Motivo per cui l’associazione auspica che “si possa fare di meglio”. Il testo di legge che fisserà per la presenza PFAS il limite di 20 nanogrammi per litro è stato ora trasmesso al Senato e poi dovrà passare al vaglio delle Commissioni parlamentari competenti.
Per Greenpeace “se è vero che il provvedimento rappresenta un risultato importante per la tutela della salute di cittadini e cittadine, è indubbio però che debba essere ancora perfezionato. Le forze politiche dovranno al più presto trovare un accordo per ridurre ancora di più i limiti consentiti avvicinandoli all’unica soglia sicura, lo zero tecnico”.

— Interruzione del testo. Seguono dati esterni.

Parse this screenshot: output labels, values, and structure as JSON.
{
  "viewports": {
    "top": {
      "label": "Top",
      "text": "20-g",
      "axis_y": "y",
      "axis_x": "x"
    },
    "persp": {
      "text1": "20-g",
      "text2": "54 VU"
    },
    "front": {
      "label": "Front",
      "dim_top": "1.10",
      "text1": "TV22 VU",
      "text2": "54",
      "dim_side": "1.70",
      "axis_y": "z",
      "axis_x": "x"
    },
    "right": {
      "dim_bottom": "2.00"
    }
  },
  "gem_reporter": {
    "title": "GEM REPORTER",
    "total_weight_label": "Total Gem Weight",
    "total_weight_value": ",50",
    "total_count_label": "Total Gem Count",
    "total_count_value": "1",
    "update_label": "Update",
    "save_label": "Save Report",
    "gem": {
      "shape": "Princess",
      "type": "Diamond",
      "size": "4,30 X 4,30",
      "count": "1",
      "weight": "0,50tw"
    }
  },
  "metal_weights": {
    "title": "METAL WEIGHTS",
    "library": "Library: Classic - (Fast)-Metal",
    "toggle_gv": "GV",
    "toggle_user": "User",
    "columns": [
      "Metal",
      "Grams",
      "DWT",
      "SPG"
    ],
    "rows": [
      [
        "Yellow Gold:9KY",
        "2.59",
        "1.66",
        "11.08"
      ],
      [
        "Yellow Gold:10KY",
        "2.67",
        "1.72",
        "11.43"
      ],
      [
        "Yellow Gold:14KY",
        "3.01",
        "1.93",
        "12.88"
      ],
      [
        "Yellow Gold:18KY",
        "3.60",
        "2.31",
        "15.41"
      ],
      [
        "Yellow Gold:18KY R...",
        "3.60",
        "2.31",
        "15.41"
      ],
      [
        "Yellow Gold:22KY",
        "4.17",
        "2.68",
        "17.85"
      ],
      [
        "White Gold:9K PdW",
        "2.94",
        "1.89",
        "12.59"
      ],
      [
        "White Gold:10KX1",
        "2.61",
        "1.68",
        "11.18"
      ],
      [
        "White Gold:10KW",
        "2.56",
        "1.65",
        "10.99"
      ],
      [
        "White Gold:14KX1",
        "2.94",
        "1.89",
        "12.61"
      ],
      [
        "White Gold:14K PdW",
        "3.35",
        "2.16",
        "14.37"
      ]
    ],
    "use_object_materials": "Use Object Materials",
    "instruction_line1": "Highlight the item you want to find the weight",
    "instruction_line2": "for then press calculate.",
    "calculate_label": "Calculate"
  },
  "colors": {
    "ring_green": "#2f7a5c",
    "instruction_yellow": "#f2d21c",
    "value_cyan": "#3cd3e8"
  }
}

Come conclude Giuseppe Ungherese, responsabile della campagna Inquinamento Greenpeace, è infatti “fondamentale che si arrivi al più presto a una legge che vieti l’uso e la produzione dei PFAS”. In attesa di comprendere gli sviluppi legislativi sulla questione PFAS nel frattempo nei prossimi giorni è attesa anche la sentenza finale sul processo Miteni: i cittadini del Vento chiedono un risarcimento di 15 milioni e mezzo di euro, mentre l’importo richiesto da tutte le parti civili nel loro insieme supera quasi i 240 milioni, cifre che danno il senso di quello che potrebbe essere – creando un precedente – una delle più importanti sentenze italiane di sempre in ambito ambientale.